At first, the straight-laced Frank has no patience for Rachel’s diva antics. But the pair eventually fall in love ― and their budding romance puts both of their lives in danger.

The Bodyguard soundtrack featured Whitney’s stirring remake of Dolly Parton’s I Will Always Love You, as well as the hits I Have Nothing and I’m Every Woman. It remains the bestselling movie album of all time.

Whitney Houston and Kevin Costner at the Los Angeles premiere of The Bodyguard in 1992.
Whitney Houston and Kevin Costner at the Los Angeles premiere of The Bodyguard in 1992.

Ron Galella, Ltd. via Getty Images

It’s unclear whether Diana would’ve been playing the film’s romantic lead, as Whitney did in the original. In his chat with Howard Stern, Kevin alluded to an unnamed Asian actor who was being considered as a love interest for his character.

Elsewhere in the interview, Kevin also opened up about an encounter he’d had with Prince William years later.

“He looked at me and he said, ‘My mum fancied you,’” he said. “It was the sweetest, gentlest thing.”

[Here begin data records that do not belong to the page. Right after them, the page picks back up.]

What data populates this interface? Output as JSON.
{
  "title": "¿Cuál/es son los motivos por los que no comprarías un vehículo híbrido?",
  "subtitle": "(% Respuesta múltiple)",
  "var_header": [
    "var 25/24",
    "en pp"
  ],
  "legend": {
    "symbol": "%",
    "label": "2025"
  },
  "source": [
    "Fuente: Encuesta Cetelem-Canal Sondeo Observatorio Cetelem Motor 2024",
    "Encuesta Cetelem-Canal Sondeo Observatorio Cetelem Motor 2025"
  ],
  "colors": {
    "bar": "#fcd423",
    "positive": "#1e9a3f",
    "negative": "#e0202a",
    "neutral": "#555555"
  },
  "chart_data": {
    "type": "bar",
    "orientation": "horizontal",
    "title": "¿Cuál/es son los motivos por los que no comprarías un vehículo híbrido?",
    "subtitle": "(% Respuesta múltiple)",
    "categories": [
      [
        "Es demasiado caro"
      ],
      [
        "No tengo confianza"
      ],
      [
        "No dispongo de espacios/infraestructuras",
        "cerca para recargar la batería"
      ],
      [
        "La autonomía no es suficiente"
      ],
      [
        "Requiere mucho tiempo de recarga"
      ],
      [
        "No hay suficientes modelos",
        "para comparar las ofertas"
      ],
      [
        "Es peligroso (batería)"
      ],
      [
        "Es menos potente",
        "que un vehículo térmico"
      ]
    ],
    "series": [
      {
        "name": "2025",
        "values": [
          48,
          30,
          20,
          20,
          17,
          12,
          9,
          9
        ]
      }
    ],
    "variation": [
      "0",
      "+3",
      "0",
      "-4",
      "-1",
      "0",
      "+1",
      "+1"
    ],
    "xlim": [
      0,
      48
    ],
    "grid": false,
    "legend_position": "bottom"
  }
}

Kevin first opened up about his long-defunct Bodyguard sequel plans in a 2012 chat with Anderson Cooper. The Howard Stern interview, however, appears to be the first time he’s shared much about the plot ― as well as his potential co-star’s alleged crush.

Though the Bodyguard sequel never saw the light of day, plans for a remake of the original film were announced in 2021. Matthew López, who made his directorial debut last year with the gay romantic comedy Red, White & Royal Blue, is attached to write the screenplay, with Cardi B previously tipped for the main role.